Of all Leonardo's manuscripts, the one bearing the letter D may appear the most scientific. Is this a reason to think that—as one would only wrongly believe of Manuscript A, as I stated in the Study cited above—notebook D cannot have any interest or utility for art? The opposite is perhaps true. This notebook, which appears to be the fair copy of some of the long-sought drafts on optics and perspective^2, of which Manuscript A provides examples, gives in a form that seems almost definitive in the author's mind a part of the Treatise on Painting^3. It may be through a profound knowledge of the nature of the eye that Leonardo da Vinci wished to begin, in order to establish, according to his way of seeing, the bases of the chapters on perspective, which were to form a part of this Treatise; also, although Manuscript D is primarily related only to optics proper—to the study of the eye in all living beings—it discusses both perspective and painting. Leonardo distinguishes, parenthetically, the painting in use among the painters of his time (which was entirely conventional, according to him) from the true painting, to be founded on the experimental knowledge of the laws and phenomena of perception.
As for Manuscript B, it contains several passages relating to the proportions of man and on the composition of colors, which were written with the Treatise on Painting in view. To show all the interest that it, too, offers to artists, there is no need to recall further the considerations that lead one to think of it what has been recognized as true regarding Manuscript A. It will be enough to announce that many of the figures explaining the texts can count, for their elegance, their finesse, and their energy, among the most beautiful sketches of the great master. One of them may serve as an example: that of a warrior on horseback (folio 46 verso), to be compared with certain sketches of the statue of Francesco Sforza, and the riders of the Battle of Anghiari^4.

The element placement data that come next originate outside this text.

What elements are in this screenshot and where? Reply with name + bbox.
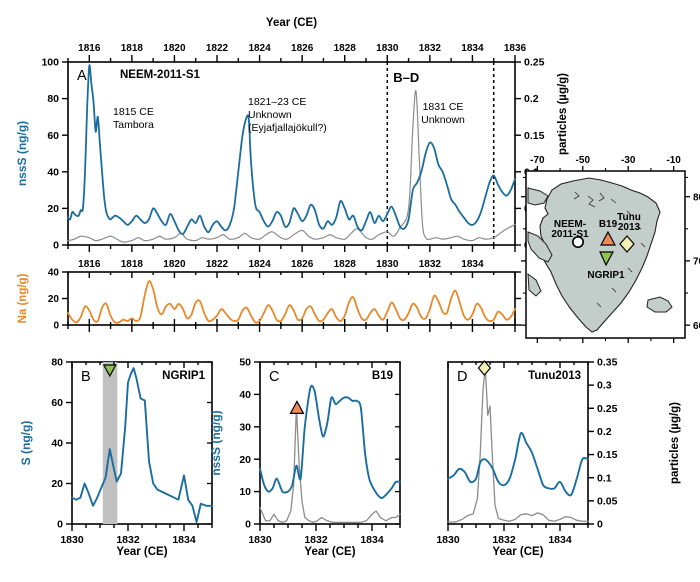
panel-na-tick-label: 40 [48,268,60,279]
panel-a-top-tick-label: 1818 [121,43,144,54]
panel-c-ytick-label: 50 [239,357,251,369]
panel-d-letter: D [457,369,467,385]
panel-c-ytick-label: 40 [239,389,251,401]
panel-a-annotation-2-line2: Unknown [248,109,292,121]
panel-na-xtick-label: 1824 [248,259,271,270]
panel-a-top-tick-label: 1832 [419,43,442,54]
map-site-neem-label-line2: 2011-S1 [551,229,589,240]
panel-na-xtick-label: 1816 [78,259,101,270]
panel-na-xtick-label: 1818 [121,259,144,270]
panel-b-ylabel: S (ng/g) [19,421,33,466]
panel-c-ytick-label: 30 [239,421,251,433]
panel-a-annotation-1-line1: 1815 CE [113,106,154,118]
panel-c-xlabel: Year (CE) [304,546,355,558]
panel-b-record-label: NGRIP1 [162,370,205,382]
panel-b-ytick-label: 0 [57,519,63,531]
map-site-ngrip-label: NGRIP1 [587,270,625,281]
panel-b-xtick-label: 1834 [172,534,196,546]
panel-c-ytick-label: 20 [239,454,251,466]
panel-a-top-tick-label: 1836 [504,43,527,54]
panel-a-ylabel-right: particles (µg/g) [557,73,569,155]
panel-a-top-tick-label: 1820 [163,43,186,54]
panel-b-ytick-label: 80 [51,357,63,369]
panel-a-top-tick-label: 1826 [291,43,314,54]
panel-a-top-tick-label: 1824 [248,43,271,54]
panel-d-ytick-label: 0.15 [597,449,618,461]
panel-na-xtick-label: 1826 [291,259,314,270]
panel-b-letter: B [81,369,91,385]
panel-na-xtick-label: 1820 [163,259,186,270]
panel-d-ytick-label: 0.05 [597,495,618,507]
map-lat-tick-label: 70 [693,257,700,268]
panel-a-annotation-1-line2: Tambora [113,119,154,131]
panel-d-ytick-label: 0.3 [597,380,612,392]
panel-na-xtick-label: 1828 [334,259,357,270]
panel-c-record-label: B19 [372,370,393,382]
panel-a-left-tick-label: 20 [47,203,59,215]
panel-na-xtick-label: 1822 [206,259,229,270]
panel-a-letter: A [77,68,87,84]
panel-c-ytick-label: 10 [239,486,251,498]
panel-a-ylabel-left: nssS (ng/g) [15,121,29,186]
panel-c-letter: C [269,369,279,385]
panel-d-ylabel-right: particles (µg/g) [669,402,681,484]
panel-d-ytick-label: 0.25 [597,403,618,415]
panel-b-frame [72,362,212,524]
map-lon-tick-label: -10 [666,155,681,166]
figure-canvas: Year (CE)1816181818201822182418261828183… [0,0,700,582]
map-lon-tick-label: -50 [576,155,591,166]
map-site-tunu-label-line2: 2013 [618,222,641,233]
panel-a-top-tick-label: 1830 [376,43,399,54]
map-site-b19-label: B19 [599,219,618,230]
panel-na-frame [68,272,515,325]
panel-d-ytick-label: 0.1 [597,472,612,484]
map-lat-tick-label: 60 [693,321,700,332]
figure-root: Year (CE)1816181818201822182418261828183… [0,0,700,582]
panel-a-right-tick-label: 0.25 [524,57,545,69]
panel-b-ytick-label: 20 [51,478,63,490]
panel-c-xtick-label: 1830 [248,534,272,546]
panel-a-record-label: NEEM-2011-S1 [120,69,201,81]
panel-d-ytick-label: 0.2 [597,426,612,438]
panel-d-ytick-label: 0 [597,519,603,531]
panel-a-left-tick-label: 40 [47,166,59,178]
panel-d-xlabel: Year (CE) [492,546,543,558]
panel-na-xtick-label: 1834 [461,259,484,270]
panel-a-annotation-2-line1: 1821–23 CE [248,96,306,108]
panel-a-right-tick-label: 0.15 [524,130,545,142]
panel-c-ylabel: nssS (ng/g) [209,410,223,475]
panel-a-left-tick-label: 60 [47,130,59,142]
panel-c-ytick-label: 0 [245,519,251,531]
map-lon-tick-label: -30 [621,155,636,166]
panel-a-annotation-3-line1: 1831 CE [423,101,464,113]
panel-d-xtick-label: 1834 [548,534,572,546]
panel-d-xtick-label: 1832 [492,534,516,546]
panel-b-ytick-label: 60 [51,397,63,409]
panel-na-xtick-label: 1830 [376,259,399,270]
panel-b-ytick-label: 40 [51,438,63,450]
panel-a-annotation-3-line2: Unknown [421,114,465,126]
panel-na-xtick-label: 1832 [419,259,442,270]
panel-b-xlabel: Year (CE) [116,546,167,558]
panel-a-bd-label: B–D [393,70,419,85]
panel-a-right-tick-label: 0.2 [524,93,539,105]
panel-na-ylabel: Na (ng/g) [17,273,29,323]
panel-b-highlight-band [103,362,118,524]
panel-d-record-label: Tunu2013 [528,370,581,382]
panel-a-left-tick-label: 0 [53,240,59,252]
panel-a-left-tick-label: 80 [47,93,59,105]
panel-a-top-tick-label: 1834 [461,43,484,54]
panel-a-top-tick-label: 1822 [206,43,229,54]
panel-a-top-tick-label: 1828 [334,43,357,54]
panel-na-tick-label: 20 [48,294,60,305]
panel-b-xtick-label: 1830 [60,534,84,546]
map-lat-tick-label: 80 [693,192,700,203]
map-lon-tick-label: -70 [530,155,545,166]
panel-a-top-axis-title: Year (CE) [266,17,317,29]
panel-c-xtick-label: 1834 [360,534,384,546]
panel-a-annotation-2-line3: (Eyjafjallajökull?) [248,122,327,134]
panel-c-xtick-label: 1832 [304,534,328,546]
panel-c-frame [260,362,400,524]
panel-a-left-tick-label: 100 [41,57,59,69]
panel-a-top-tick-label: 1816 [78,43,101,54]
panel-d-xtick-label-first: 1830 [436,534,460,546]
panel-na-tick-label: 0 [53,321,59,332]
panel-d-ytick-label: 0.35 [597,357,618,369]
panel-b-xtick-label: 1832 [116,534,140,546]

For Manuscripts B and D, especially for the first, even more attention and more requested advice have not been able to preserve me absolutely from all errors. Far from desiring that they pass unnoticed, I hasten to give warning of them. Indications of these will be found in the errata following those of Manuscript A. Those which are serious are, moreover, if I am not mistaken, very rare; I point out here, in this regard, the leaves: 3 verso, 4 recto, 7 recto, 9 verso, 12 recto, 13 recto, 15 recto, 18 verso, 20 verso, 23 recto, 35 recto, 36 recto, 40 verso, 54 verso and 63 verso. I have, moreover, done everything in my power so that in all respects the second volume would be superior, and increasingly superior, to the first. I hope that those who can imagine the fatigue I have had to brave and overcome to reach this goal will grant me some benevolent indulgence.
1. See the general preface at the beginning of Volume A (Manuscript B).
2. "In ancient times, Perspective was synonymous with Optics." original Italian: "Anticamente Prospettiva era sinonimo d'Ottica." (Govi, Leonardo as Scientist and Man of Letters — Essay on the works of Leonardo da Vinci, p. 13).
3. This is perhaps the occasion to point out to those who do not yet know it, an important edition of the Treatise on Painting which appeared a short time ago in Germany: Leonardo da Vinci, the Book of Painting according to the Vatican Codex (Urbinas) 1270, edited, translated and explained by Heinrich Ludwig in three volumes; Vienna, 1882, Wilhelm Braumüller. original German title: "das Buch von der Malerei..."
4. See: Leonardo da Vinci and the statue of Francesco Sforza, by L. Courajod, 1879, published by Champion.